В оппозиционных кругах русского общества еще с 1880-х годов рабочие окраины расходились с городскими средними сословиями не только в социальном статусе, но и в ценностных стереотипах. Как в стачечном движении, так и в тюрьмах сформировался специфический безрелигиозный стоицизм, наивная и насыщенная энергетикой сопротивленческая протофилософия, в которой была сохранена как трудовая этика, так и сознание надэтнической общности (братства) — раньше, чем эта бунтарская среда познакомилась с классовой теорией. Л. П. Карсавин, описывая религиозность русского духа, видел его и в «воинствующем атеизме», а С. Н. Трубецкой характеризовал мировоззрение революционеров-стоиков как сбившееся с пути религиозное искание. Из широкого спектра европейских левых учений русская «армия окраин» могла усвоить и адаптировать лишь то единственное направление, которое культивировало образ «нашего нового мира», само строительство которого требовало создания новой стоимости, а не только распределения имеющихся благ.

Коммунистическая утопия в России была обречена на саморазрушение, ибо основывалась на достижении благодати без креста. Идея трансформации человека, не содержавшая концепта воздаяния, в своем воплощении неизбежно вылилась в использование устрашения вместо убеждения, слежки вместо доверия, в подозрениях к непричастным и казням невинных. Однако эта утопия, вслед за христианством, отвергала гностику, направляя мощнейшую энергетику к собственному квазирелигиозному (суррогатному) идеалу добра. Помимо этого, в России теория социализма дополнилась императивом развития производительных сил (заимствуя его у Д. И. Менделеева и В. И. Вернадского) и прямым отрицанием мальтузианства. Не удивительно, что Советская Россия поставила себе на службу множество талантов, мотивированных научным поиском и технологическим проектированием. Революционный пафос трансформации, сводивший счеты с символами «старого мира», остановился перед результатом труда предков, а пролеткультовские и воинствующие безбожнические подходы были отодвинуты в сторону, не стали мэйнстримом; по той же причине педагогика в 1930-х годах отторгла педологию, а архитектура — конструктивизм.

Столь же закономерно, что для уничтожения русской цивилизации военной силой в ХХ веке было мобилизовано не западное христианство, а расистский миф, сочетавший древнегерманское язычество с оккультизмом: для геополитических целей была синтезирована философия, отвергающая высшую ценность человеческой жизни и концептуализирующая массовое истребление и тотальное разрушение. Как было показано в трудах митрополита Иоанна (Снычева), этот синтез был последовательным процессом: вначале в сознание корпоративных элит были внедрены ультра-индустриалистские романтические смыслы вместе с концептом расширения «жизненного пространства» (Lebensraum), а затем уже, в лице А. фон Розенберга, был внедрен мальтузианский, античеловеческий элемент, апеллирующий к гегелевскому учению о высших и неполноценных расах.

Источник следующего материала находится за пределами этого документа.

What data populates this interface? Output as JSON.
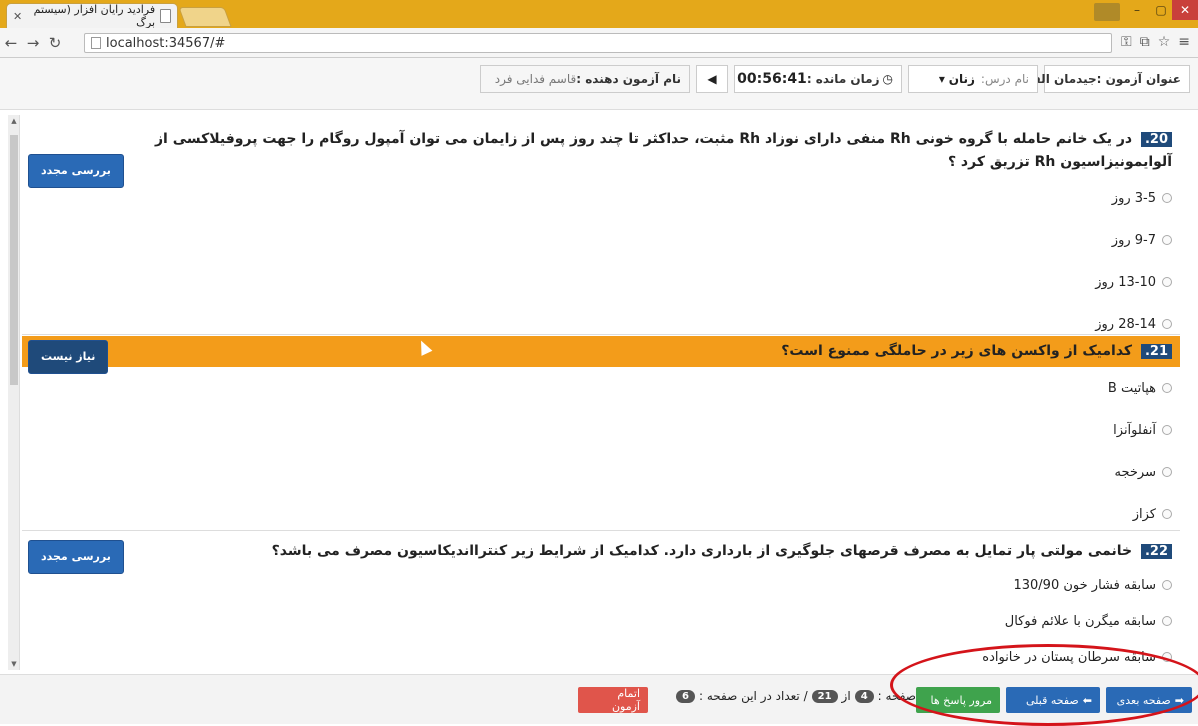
{
  "browser": {
    "tab_title": "فرادید رایان افزار (سیستم برگ",
    "url": "localhost:34567/#"
  },
  "exam_bar": {
    "exam_title_label": "عنوان آزمون :",
    "exam_title_value": "جیدمان الف",
    "course_label": "نام درس:",
    "course_value": "زنان",
    "time_left_label": "زمان مانده :",
    "timer": "00:56:41",
    "examinee_label": "نام آزمون دهنده :",
    "examinee_value": "قاسم فدایی فرد"
  },
  "questions": [
    {
      "number": "20.",
      "text": "در یک خانم حامله با گروه خونی Rh منفی دارای نوزاد Rh مثبت، حداکثر تا چند روز پس از زایمان می توان آمپول روگام را جهت پروفیلاکسی از آلوایمونیزاسیون Rh تزریق کرد ؟",
      "button": "بررسی مجدد",
      "options": [
        "3-5 روز",
        "9-7 روز",
        "13-10 روز",
        "28-14 روز"
      ]
    },
    {
      "number": "21.",
      "text": "کدامیک از واکسن های زیر در حاملگی ممنوع است؟",
      "button": "نیاز نیست",
      "options": [
        "هپاتیت B",
        "آنفلوآنزا",
        "سرخجه",
        "کزاز"
      ]
    },
    {
      "number": "22.",
      "text": "خانمی مولتی پار تمایل به مصرف قرصهای جلوگیری از بارداری دارد. کدامیک از شرایط زیر کنترااندیکاسیون مصرف می باشد؟",
      "button": "بررسی مجدد",
      "options": [
        "سابقه فشار خون 130/90",
        "سابقه میگرن با علائم فوکال",
        "سابقه سرطان پستان در خانواده"
      ]
    }
  ],
  "footer": {
    "next_page": "صفحه بعدی",
    "prev_page": "صفحه قبلی",
    "review_answers": "مرور پاسخ ها",
    "page_label": "صفحه :",
    "page_current": "4",
    "of_label": "از",
    "page_total": "21",
    "count_label": "/ تعداد در این صفحه :",
    "count_value": "6",
    "finish_exam": "اتمام آزمون"
  },
  "colors": {
    "primary_button": "#2a6ab6",
    "success_button": "#3fa34d",
    "danger_button": "#e0554b",
    "highlight_row": "#f39c1a",
    "annotation_circle": "#d4141a"
  }
}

Столь же закономерно, что руководство СССР апеллировало в ответ к православным ценностям. Столь же закономерно было возрождение образов русских полководцев на государственных наградах, восстановление системы воинских званий, возвращение в топонимику городов исторических названий, мобилизация художников-реставраторов на восстановление сметенных войной шедевров архитектурной классики. И столь же закономерно, что сопротивление и победа в Великой Отечественной войне остались неоспоримым, сакральным смыслом национальной истории, запечатлелись в народной памяти как солидарный подвиг во имя высшей Правды, а те, кто пытался его оспорить, были либо отторгнуты культурой, либо, в конечном счете, покаялись в этих попытках.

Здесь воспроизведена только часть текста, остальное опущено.